Escreve a dita jornalista ter apurado que «a opção de construir o novo aeroporto de Lisboa no Campo de Tiro de Alcochete pode resultar num apoio comunitário de 800 milhões de euros(...) contra apenas 5,6% dos 3,1 mil milhões de de euros no caso da Ota», acrescentando que «esta diferença explica-se pelo facto de o Campo de Tiro de Alcochete pertencer ao concelho de Benavente, o qual passou a integrar a região do Alentejo, considerada uma zona pobre para efeitos de elegebilidade de apoios comunitários, enquanto a Ota pertence à região de Lisboa e Vale do Tejo, passou a ser considerada uma zona "rica"».

Contudo, na verdade, isto é um disparate em toda a largura e comprimento. Por uma razão muito simples: já nem sequer formalmente existe uma região de Lisboa e Vale do Tejo (LVT) e, portanto, Ota não integra uma região «rica». Há poucos anos, exactamente por ter a região LVT passado a ser uma região «rica», decidiu o Governo separar as NUT III do Oeste, Médio Tejo e Lezíria do Tejo da então LVT, passando as duas primeiras para a região Centro e a terceira para o Alentejo. Deste modo, as restantes subregiões Grande Lisboa e Península de Setúbal formaram a actual («rica») região Lisboa.

Deste modo, colocar Benavente (Campo de Tiro) , para efeitos de financiamento comunitário, em vantagem sobre Alenquer (Ota) não é verdade: estão em pé de igualdade, já que Benavente (Médio Tejo) é ,de facto, Alentejo, mas Alenquer (Oeste) não é LVT (que já não existe) nem Lisboa,mas sim Centro - ou seja, ambas as localizações não estão inseridas numa região«rica». E isto arrasa logo a notícia.

Porém, choca-me particularmente também toda a estrutura da notícia.
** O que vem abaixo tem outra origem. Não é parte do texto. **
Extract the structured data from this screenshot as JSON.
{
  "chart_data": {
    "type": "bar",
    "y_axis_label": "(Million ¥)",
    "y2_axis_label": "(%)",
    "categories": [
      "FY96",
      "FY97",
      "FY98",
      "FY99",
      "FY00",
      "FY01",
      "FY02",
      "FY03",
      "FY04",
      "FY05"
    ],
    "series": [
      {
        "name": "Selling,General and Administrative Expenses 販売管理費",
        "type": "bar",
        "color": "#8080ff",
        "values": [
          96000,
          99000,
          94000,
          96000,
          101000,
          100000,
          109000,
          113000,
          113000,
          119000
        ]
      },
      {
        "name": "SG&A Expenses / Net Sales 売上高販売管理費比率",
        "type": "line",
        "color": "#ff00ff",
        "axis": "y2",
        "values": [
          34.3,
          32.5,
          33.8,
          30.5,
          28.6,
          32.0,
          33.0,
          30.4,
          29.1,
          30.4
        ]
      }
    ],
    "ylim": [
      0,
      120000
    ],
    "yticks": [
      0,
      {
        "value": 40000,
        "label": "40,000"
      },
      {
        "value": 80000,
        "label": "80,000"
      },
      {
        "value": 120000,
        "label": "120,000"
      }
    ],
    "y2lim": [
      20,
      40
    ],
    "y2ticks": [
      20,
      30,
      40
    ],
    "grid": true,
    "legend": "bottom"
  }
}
Vejamos por quê , através de algumas passagens:

«(...) apurou o DN junto de fonte ligada ao estudo patrocinado pela Confederação da Indústria Portuguesa (CIP) (...).

(...) Fonte da Comissão Europeia ligada aos fundos regionais explicou ao DN (...)

(...) Fonte do gabinete do ministro das Obras Públicas, Mário Lino, confirmou ao DN (...)

(...) Fonte da câmara municipal de Benavente lamentou ao DN (...)».

Ou seja, a jornalista usou quatro fontes para elaborar uma notícia. Todas as quatro são fontes anónimas! Nem uma é, portanto, identificada e nem se justifica por haver necessidade de protecção de fontes, pois as informações não são assim tão confidenciais e nem me parece que aqui se justifique a protecção da fonte.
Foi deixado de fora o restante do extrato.